Bloomington now wants parking tickets paid before towed cars get returned, residential neighborhood permit failure now subject to fine

People who park their cars in the city of Bloomington can now accumulate two extra unpaid parking tickets before their car gets towed.

But the increase in the towing threshold, from four to six unpaid citations, comes with a tradeoff.

The ordinance requires the car owner to pay off all the unpaid tickets in order to get their car back. The new local law was approved on a unanimous vote by the city council at its regular Wednesday session.

As part of the ordinance, the part of city code covering residential neighborhood parking permits also got some tweaks.

The ordinance adds a $100 fine for using a residential neighborhood parking permit in an unauthorized manner, and a $20 fine for not properly displaying a neighborhood parking permit when parked in a residential neighborhood zone.

The ordinance also allows a residential neighborhood parking permit holder whose permit is stolen to get a replacement at no charge, if they report the theft of the permit to the police.

It was the towing aspect of the new ordinance that drew most of the city council’s attention.

Councilmembers were concerned about situations where someone who has more than six unpaid parking tickets, is not in a position to pay them. That might set up a scenario where someone could not afford to get their car back, when they need their car in order to get to work or otherwise earn their livelihood.

Councilmember Isabel Piedmont-Smith said the possibility of that scenario reminded her of debtors prisons.

Parking services director Michelle Wahl sketched out a couple of different strategies for not putting people in an unreasonable predicament. One was to delay turning the account over to the city’s collections agency to allow for a payment plan to be adopted, before the person’s car gets towed.

A second option, after the car is towed, would include committing to a payment plan with the city’s collections agency, which is Capital Recovery Systems.

Councilmember Matt Flaherty said he was somewhat uncomfortable with allowing the circumstances to depend on the administration’s discretion, but allowed it could be awkward to codify the accommodations that need to be made.

During a council committee meeting a week ago, Wahl gave the reason for the proposed change to the city’s code. Currently, she said, for a car owner to recover their vehicle, they have to pay the towing company’s fees, but they do not have to pay any of the parking citations.

That’s problematic, Wahl said, because the person will go back and park in the same place, and the tickets start to accumulate.

At last week’s city council committee meeting, Wahl said since January of 2020, there are about 180 violators that have six or more parking citations. They live in 41 different states, and account for 1,957 citations totaling about $48,000, according to Wahl.

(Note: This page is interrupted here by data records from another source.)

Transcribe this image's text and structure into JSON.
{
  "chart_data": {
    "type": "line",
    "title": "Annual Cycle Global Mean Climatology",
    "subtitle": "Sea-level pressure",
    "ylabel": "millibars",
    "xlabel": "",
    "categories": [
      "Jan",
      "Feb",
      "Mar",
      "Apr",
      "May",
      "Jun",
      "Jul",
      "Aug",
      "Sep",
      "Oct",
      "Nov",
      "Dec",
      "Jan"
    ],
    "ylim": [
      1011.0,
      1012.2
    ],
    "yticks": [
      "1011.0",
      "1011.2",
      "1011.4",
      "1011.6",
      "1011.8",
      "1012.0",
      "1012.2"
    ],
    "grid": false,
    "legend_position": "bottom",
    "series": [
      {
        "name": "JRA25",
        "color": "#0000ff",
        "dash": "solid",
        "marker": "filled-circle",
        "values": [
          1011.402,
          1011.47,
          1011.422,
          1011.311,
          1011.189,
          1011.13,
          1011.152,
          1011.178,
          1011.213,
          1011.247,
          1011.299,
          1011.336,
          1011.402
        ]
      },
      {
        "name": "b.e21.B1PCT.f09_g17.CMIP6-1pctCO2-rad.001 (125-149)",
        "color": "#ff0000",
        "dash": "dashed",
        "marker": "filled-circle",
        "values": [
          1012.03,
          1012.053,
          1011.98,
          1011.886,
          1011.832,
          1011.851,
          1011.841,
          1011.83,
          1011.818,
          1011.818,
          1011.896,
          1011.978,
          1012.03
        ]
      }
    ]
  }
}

At Wednesday’s meeting, Wahl told the council there are 17,197 people from whom Capital Recovery Systems is trying to recover payment for 39,997 citations, totaling $1.5 million.

Since 2012, 23,652 citations have been paid in full for a total of $1.2 million, Wahl reported.

During that period, Capital Recovery Systems has been paid $289,780—the collection fee is 30 percent  added to each citation.

The bit of the ordinance that involves residential neighborhood parking permits did not generate a lot of discussion from councilmembers.

Residential neighborhood on-street parking zones near the Indiana University campus were first established in 1992 and have subsequently been revised.

The residential neighborhood on-street parking zones were established in response to the use of city streets by commuters for parking. The first “whereas” clause from the 1992 ordinance reads: “Several city streets in neighborhoods adjacent to the Indiana University campus experience severe hardship from non-residents who park there during weekdays;”

During public comment, Dave Warren pointed out that such permits are available only to occupants of single-family detached houses, not duplexes.

Assistant city attorney Barbara McKinney responded to a question from The Square Beacon confirming that her interpretation of Bloomington city code is that occupants of duplexes are not eligible for such parking permits.

15.37.040 – Eligibility.
Each resident of a single household detached dwelling in a neighborhood zone defined in Bloomington Municipal Code Section 15.37.020 shall be entitled to apply for one residential neighborhood zone parking permit.

Councilmember Steve Volan reacted to Warren’s comment by saying that he thinks the restriction of residential neighborhood parking permits to occupants of single-family houses is not appropriate for all neighborhoods.

Volan said, “This is simply inappropriate for neighborhoods where people live in buildings other than single-family houses. We need to take some time to explore what it would take to make street parking equitable for everybody.”